Pour ce qui est de la théorie de l’évolution, les écossais de Mogwai tiennent le bon bout. Depuis la sortie de leur tout premier 45 tours, Summer, jusqu’à ce troisième album (quatrième si on inclus Ten rapid, collection des premiers singles), Mogwai n’a fait que progresser, et épurer. Des premières saillies soniques, largement influencées par les fourrages de mercure à la Slint et les sacrées apocalypses guitaristiques de My Bloody Valentine, Mogwai a toujours su et voulu affiner son discours, élaguer sa musique des dernières scories du rock. Come on die young, produit par Dave Friedman (Flaming Lips, Mercury Rev) traçait déjà une ligne de démarcation relativement nette entre le chaos originel et des aspirations plus mélodiques.

Paradoxalement, sur scène, Mogwai reste une des formations les plus foudroyante en activité sur la planète Terre.

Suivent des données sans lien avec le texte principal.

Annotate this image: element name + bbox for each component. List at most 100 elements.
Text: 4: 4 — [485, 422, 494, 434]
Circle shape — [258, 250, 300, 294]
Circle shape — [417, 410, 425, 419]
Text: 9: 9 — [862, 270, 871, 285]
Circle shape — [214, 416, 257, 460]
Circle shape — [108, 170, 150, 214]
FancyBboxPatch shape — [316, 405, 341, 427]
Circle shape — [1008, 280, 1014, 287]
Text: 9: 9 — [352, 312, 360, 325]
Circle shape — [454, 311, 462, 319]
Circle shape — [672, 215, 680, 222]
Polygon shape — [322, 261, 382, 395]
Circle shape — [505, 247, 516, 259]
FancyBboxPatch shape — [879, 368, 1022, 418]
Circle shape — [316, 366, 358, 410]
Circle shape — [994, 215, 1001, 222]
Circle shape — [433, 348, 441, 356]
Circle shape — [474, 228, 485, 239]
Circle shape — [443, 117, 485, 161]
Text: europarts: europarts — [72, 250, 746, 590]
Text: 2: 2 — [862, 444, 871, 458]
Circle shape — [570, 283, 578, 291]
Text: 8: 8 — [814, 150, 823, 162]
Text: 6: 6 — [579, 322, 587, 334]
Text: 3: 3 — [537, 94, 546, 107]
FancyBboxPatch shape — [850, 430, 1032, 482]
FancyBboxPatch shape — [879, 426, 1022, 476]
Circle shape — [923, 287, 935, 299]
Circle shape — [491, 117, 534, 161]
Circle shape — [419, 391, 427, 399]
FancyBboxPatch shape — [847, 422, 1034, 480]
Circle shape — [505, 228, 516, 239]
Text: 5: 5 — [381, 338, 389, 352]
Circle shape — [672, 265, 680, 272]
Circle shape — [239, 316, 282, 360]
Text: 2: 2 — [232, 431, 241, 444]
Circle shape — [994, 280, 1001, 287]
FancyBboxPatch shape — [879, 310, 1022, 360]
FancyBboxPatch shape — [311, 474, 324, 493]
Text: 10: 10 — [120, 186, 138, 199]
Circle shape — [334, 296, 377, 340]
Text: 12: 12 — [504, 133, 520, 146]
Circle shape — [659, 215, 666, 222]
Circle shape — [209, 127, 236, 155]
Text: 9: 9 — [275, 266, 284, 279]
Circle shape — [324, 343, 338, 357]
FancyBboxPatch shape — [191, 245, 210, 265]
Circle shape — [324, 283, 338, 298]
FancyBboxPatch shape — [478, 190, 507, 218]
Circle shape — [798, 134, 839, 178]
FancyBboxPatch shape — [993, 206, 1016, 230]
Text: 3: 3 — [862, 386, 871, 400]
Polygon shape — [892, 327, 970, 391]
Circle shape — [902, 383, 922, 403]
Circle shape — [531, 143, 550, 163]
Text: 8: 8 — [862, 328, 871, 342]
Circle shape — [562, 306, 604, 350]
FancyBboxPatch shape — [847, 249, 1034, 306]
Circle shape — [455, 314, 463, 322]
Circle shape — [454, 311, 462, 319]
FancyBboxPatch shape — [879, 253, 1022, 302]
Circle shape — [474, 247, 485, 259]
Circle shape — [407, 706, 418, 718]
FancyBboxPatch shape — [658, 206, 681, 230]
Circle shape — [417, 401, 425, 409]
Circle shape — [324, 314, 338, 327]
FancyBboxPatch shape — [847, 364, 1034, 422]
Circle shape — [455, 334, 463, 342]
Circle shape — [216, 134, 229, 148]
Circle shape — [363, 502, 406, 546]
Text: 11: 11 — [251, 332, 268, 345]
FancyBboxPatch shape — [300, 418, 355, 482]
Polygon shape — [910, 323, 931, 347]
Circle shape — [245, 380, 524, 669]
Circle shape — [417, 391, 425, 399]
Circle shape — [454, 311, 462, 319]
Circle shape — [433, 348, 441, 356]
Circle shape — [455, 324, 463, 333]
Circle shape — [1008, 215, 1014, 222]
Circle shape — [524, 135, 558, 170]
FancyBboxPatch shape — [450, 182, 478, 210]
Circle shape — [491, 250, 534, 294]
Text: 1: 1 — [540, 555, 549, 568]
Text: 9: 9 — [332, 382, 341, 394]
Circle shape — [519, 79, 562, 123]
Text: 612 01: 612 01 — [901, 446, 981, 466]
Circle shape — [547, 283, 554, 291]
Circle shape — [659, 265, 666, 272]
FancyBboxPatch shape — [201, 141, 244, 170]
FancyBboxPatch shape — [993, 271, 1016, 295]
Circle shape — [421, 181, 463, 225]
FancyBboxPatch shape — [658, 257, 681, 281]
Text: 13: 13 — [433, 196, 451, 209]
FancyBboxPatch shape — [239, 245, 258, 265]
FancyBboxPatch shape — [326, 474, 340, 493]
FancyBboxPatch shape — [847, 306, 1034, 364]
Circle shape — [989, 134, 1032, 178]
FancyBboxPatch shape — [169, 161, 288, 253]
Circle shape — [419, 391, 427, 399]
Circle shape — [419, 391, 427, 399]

Une vraie machine de guerre, d’une puissance de feu proprement impensable en dehors des schémas du rock lourd, une charge de la brigade légère qui aurait raison de son public en lui sciant très progressivement les nerfs auditifs et en lui balançant à son insu de grandes plaques métalliques au travers du cerveau Aussi on ne s’étonnera pas que Mogwai tente aujourd’hui de mettre sur orbite (logique après avoir intitulé un morceau Stanley Kubrick) une nouvelle bande son imaginaire. Rock action porte mal son nom, il aurait du s’intituler 2001: A Space rock odissey… Ainsi 2 rights makes 1 wrong emmène des cow-boys (y’a du banjo) cavaler mollement sur les anneaux de Saturne, Sine wave qui ouvre l’album sonne comme un décollage et Secret pint, qui l’achève, comme un atterrissage.

Oser appeler cet album une superproduction se révèle au fil des écoutes assez inconvenant car si l’on compte au rang de ses invités prestigieux les noms de David Pajo (Slint, Tortoise, Papa M), Chino Moreno (Deftones, improbable fan des écossais) ou encore Gruff Rhys des Super Furry Animals (sur Dial:Revenge, plage bucolique en patois), c’est néanmoins du coté de collaborateurs moins médiatisés qu’il faudra chercher une des couleurs dominantes de ce disque. En effet, The Remote Viewer -duo électronique auteur d’un album injustement passé inaperçu il y a deux ans chez 555 et d’un récent maxi dans le cadre des Series 500 du label Domino- a apporté de discrètes interventions d’électronique contrariée, intégrées logiquement en traitement (sonore) de fond aux schémas pantelants quoique harmonieux de Mogwai.

Soyons clairs : ce disque est magnifique de A à Z, on a le plaisir d’y entendre des rythmes butés, des guitares de cristal, de bois ou plus rarement de métal, des ascensions vertigineuses (You don’t know Jesus, terrible) et de plus en plus souvent la belle voix somnambulique et détachée de Stuart Braithwaite, ce sale petit menteur. Si ce jeune homme déclare volontiers vouloir transporter son groupe vers les territoires inaccessibles de la beauté pure des disques de Nick Drake, notez bien qu’il se fout du monde, et pas avec des pincettes. Il n’est pas besoin en effet d’être fin musicologue pour déceler immédiatement l’influence prédominante d’une autre formation britannique majeure sur les pistes sonores et spatiales de ce Rock action : des sons de guitares, des harmoniques romantique et des synthés qui remplacent tant bien que mal des formations de cordes, reconnaissables entre toutes. Si le groupe ne confirme pas cette influence à la presse au cours des prochains mois, on se permettra de leur remonter les bretelles en leur faisant constater que cet album doit beaucoup à Cure période Disintegration. Un disque pour lequel certains n’avaient pas hésité à l’époque de sécher les cours pour l’acquérir dès sa mise en rayon. On espère qu’aujourd’hui, quelques lycéens fougueux omettront de se présenter en classe de Sciences Physiques pour se consacrer à l’écoute urgente et fascinée de Rock action, ce disque magnifique.